Sephora’s Brand Balancing Act

It is hard to overstate the degree to which Sephora has changed the game in cosmetics retail. One of physical retail’s few success stories in recent years, Sephora has an avid base of very loyal cosmetics shoppers built with the right combination of good in-store experience, large variety of goods, reasonable pricing and strong digital presence that a lot of other retail players currently find themselves struggling to emulate.

Sephora is so successful, in fact, that it has managed to pull struggling department store JCPenney up with its rising tide, as Sephora mini-stores have turned out to be a major draw.

But even Sephora, with its increasingly robust track record of success, is not without headaches and hassles.

Some are minor and kind of comical. Currently, the brand has found itself involved in tempest in a teakettle over its decision to stock the Urban Decay eye shadow shade “Druggie” — as apparently various activists find the choice of a bruise-purple color matched with that name is a bit insensitive.

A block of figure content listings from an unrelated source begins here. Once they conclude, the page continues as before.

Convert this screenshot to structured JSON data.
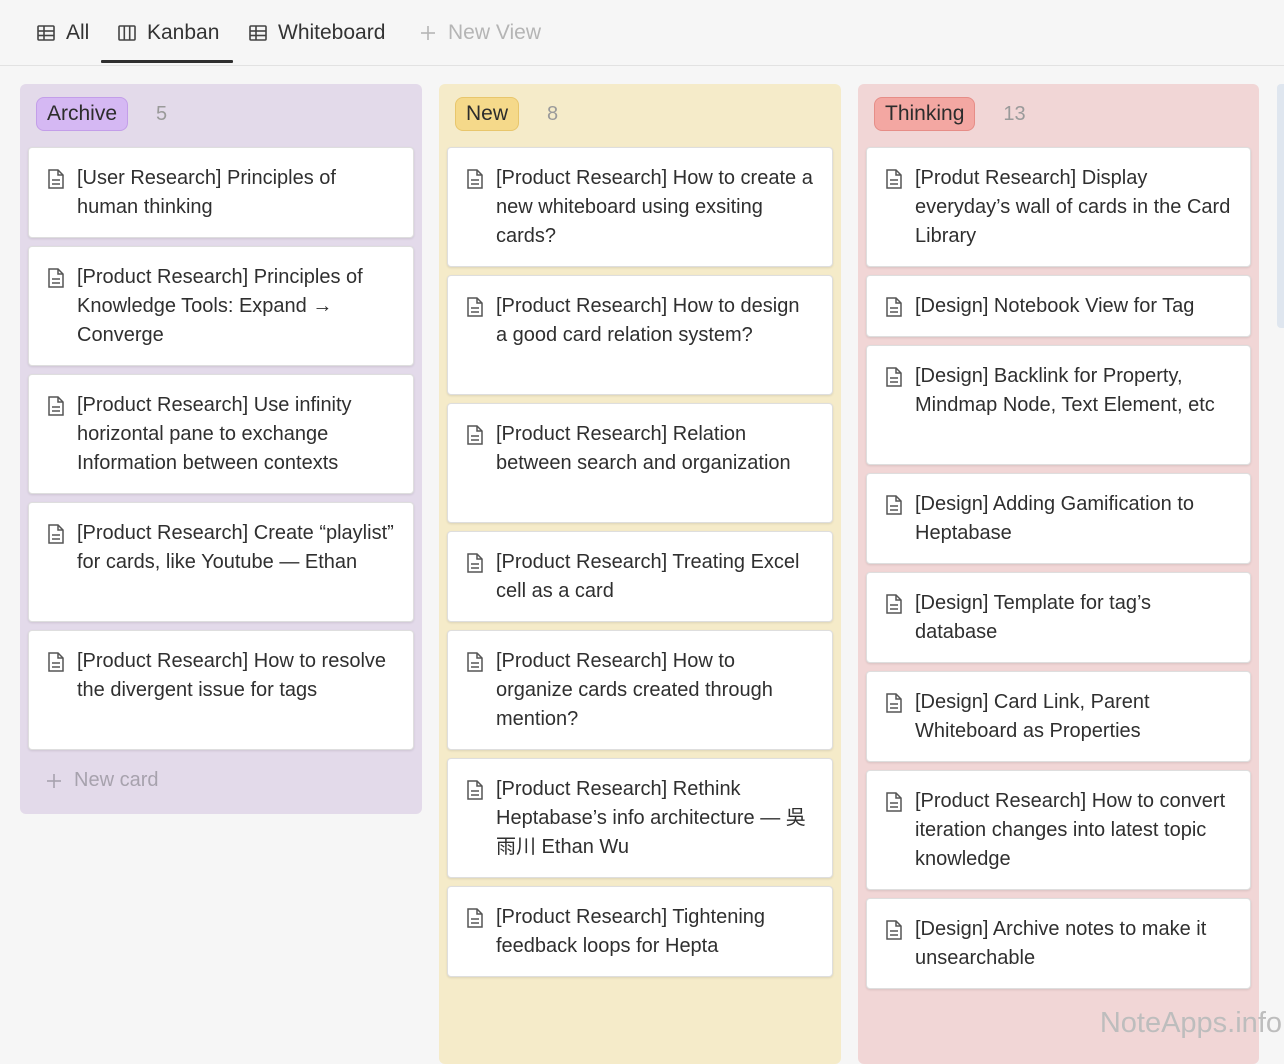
{
  "tabs": [
    {
      "label": "All",
      "icon": "table-icon"
    },
    {
      "label": "Kanban",
      "icon": "kanban-icon"
    },
    {
      "label": "Whiteboard",
      "icon": "table-icon"
    },
    {
      "label": "New View",
      "icon": "plus-icon"
    }
  ],
  "active_tab": "Kanban",
  "columns": {
    "archive": {
      "name": "Archive",
      "count": "5",
      "color": "#d5b8f3",
      "cards": [
        "[User Research] Principles of human thinking",
        "[Product Research] Principles of Knowledge Tools: Expand → Converge",
        "[Product Research] Use infinity horizontal pane to exchange Information between contexts",
        "[Product Research] Create “playlist” for cards, like Youtube — Ethan",
        "[Product Research] How to resolve the divergent issue for tags"
      ],
      "new_card_label": "New card"
    },
    "new": {
      "name": "New",
      "count": "8",
      "color": "#f5d98a",
      "cards": [
        "[Product Research] How to create a new whiteboard using exsiting cards?",
        "[Product Research] How to design a good card relation system?",
        "[Product Research] Relation between search and organization",
        "[Product Research] Treating Excel cell as a card",
        "[Product Research] How to organize cards created through mention?",
        "[Product Research] Rethink Heptabase’s info architecture — 吳雨川 Ethan Wu",
        "[Product Research] Tightening feedback loops for Hepta"
      ]
    },
    "thinking": {
      "name": "Thinking",
      "count": "13",
      "color": "#f3a7a2",
      "cards": [
        "[Produt Research] Display everyday’s wall of cards in the Card Library",
        "[Design] Notebook View for Tag",
        "[Design] Backlink for Property, Mindmap Node, Text Element, etc",
        "[Design] Adding Gamification to Heptabase",
        "[Design] Template for tag’s database",
        "[Design] Card Link, Parent Whiteboard as Properties",
        "[Product Research] How to convert iteration changes into latest topic knowledge",
        "[Design] Archive notes to make it unsearchable"
      ]
    }
  },
  "watermark": "NoteApps.info"
}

That situation will likely blow over — probably just in time for a different brand to release a makeup color titled in even worse taste. Less likely to self-resolve — and perhaps an increasing difficulty for the growth-minded Sephora chain. Said simply, Sephora’s strength is that it stocks a lot of cosmetics—selection variety is a big part of the brand’s success story. But Sephora — or at least its parent company LVMH Moët Hennessy Louis Vuitton SE — is also increasingly competing with its suppliers with its own brand of cosmetics.

This creates no small difficulty for those brands looking to stocking space on Sephora’s shelves.

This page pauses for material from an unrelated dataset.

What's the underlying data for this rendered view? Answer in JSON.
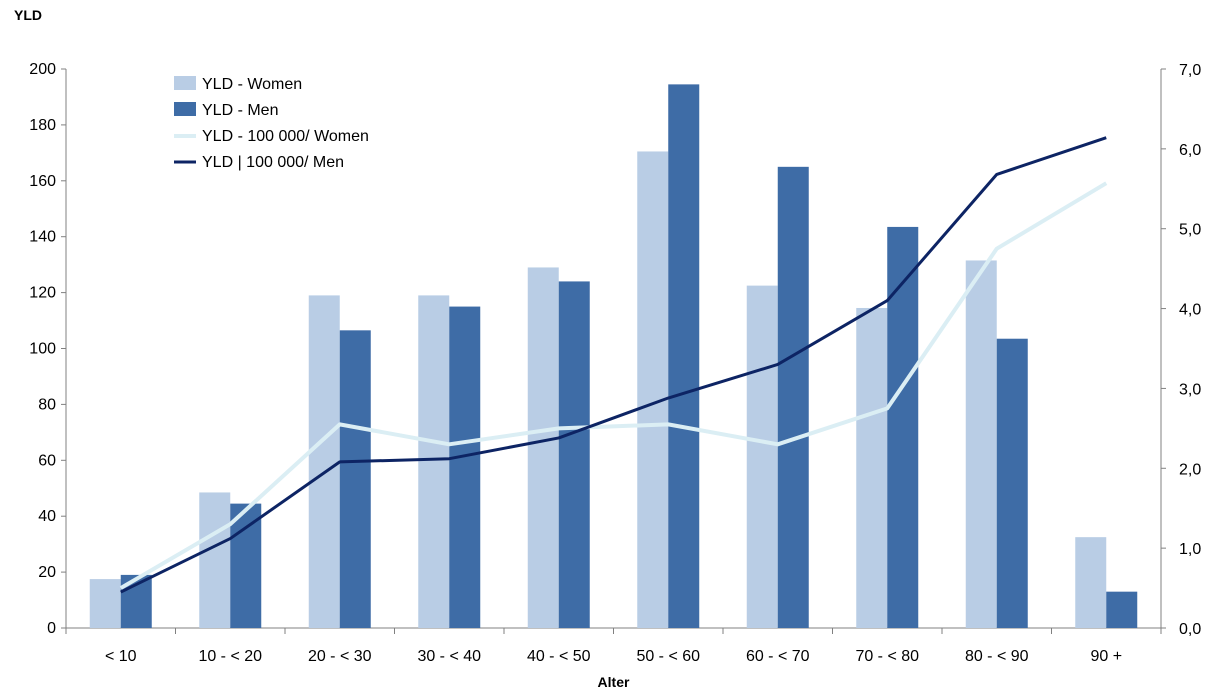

“The pressure is there, and it’s growing. That’s why Estée Lauder is trying to retail its own products,” noted Ali Dibadj, an analyst at Bernstein Research.

So what happens next?

So Many Brands, Such Limited Shelf Space

According to reports, in an average Sephora store, LVMH’s beauty brands take up nearly half of the shelf space, despite the fact that the firm only makes 15 beauty brands (Sephora stores carry 200 brands on average).

Sephora maintains it does not show its own brands any special preference — according to merchandising executive Artemis Patrick, the selection is determined by buyer choice.

“What our assortment includes is determined by the client based on what she buys and seeks out,” he said.

And high-end cosmetics peddlers also have something of a forced-hand situation, since there are 2,300 Sephora locations on earth and it is a very rapidly growing channel.

But to sell at Sephora, brands can pay more than 60 percent from each sale — which is more than they pay at department stores and specialty retailers (though department stores often build in costs differently). Brands also complain that negotiating with Sephora can be tough for smaller firms starting out since Sephora often requires exclusivity deals on certain product lines. One merchant that ended up with a hit product under an exclusivity deal complained that being on Sephora shelves drastically limited its ability to be on anyone else’s.

“It caused a lot of problems because our other retailers were getting discouraged and weren’t willing to support our other products,” the merchant said.

Smaller and largely unknown brands mostly don’t have a choice but to negotiate with Sephora — but larger brands are pursuing other options.

Searching For Other Channels

Given that working with Sephora is high-cost — and getting more competitive by the shelf — brands like Estée Lauder are moving toward independent retail efforts like stand-alone stores for some of its lines as well as increasingly pushed digital channels for its goods.

Estée Lauder isn’t pulling out of Sephora either — it notes that it likes the relationship — it is just looking to “expand its relationship with its customers.”

“Sephora is a winning channel. They are doing a great job with consumers,” noted Estée Lauder CEO Fabrizio Freda.

But some retailers have backed out of their relationship with the big beauty brand more completely. Chanel, a long-term rival of LVMH, sells perfume but not cosmetics in the retailer’s U.S. stores and hasn’t for a decade. Frederic Fekkai bowed out of Sephora in favor of mass-market distribution a few years ago.

Meanwhile, other brands are seemingly resigned to working with Sephora — even if the terms are sub-ideal.

“As a matter of practice, I will never say a customer is heavy-handed,” noted Revlon CEO Garcia said. “But I will say they are assertive.”

Assertive — but undeniably successful. And likely to remain so as long as their shelf space remains a highly prized good.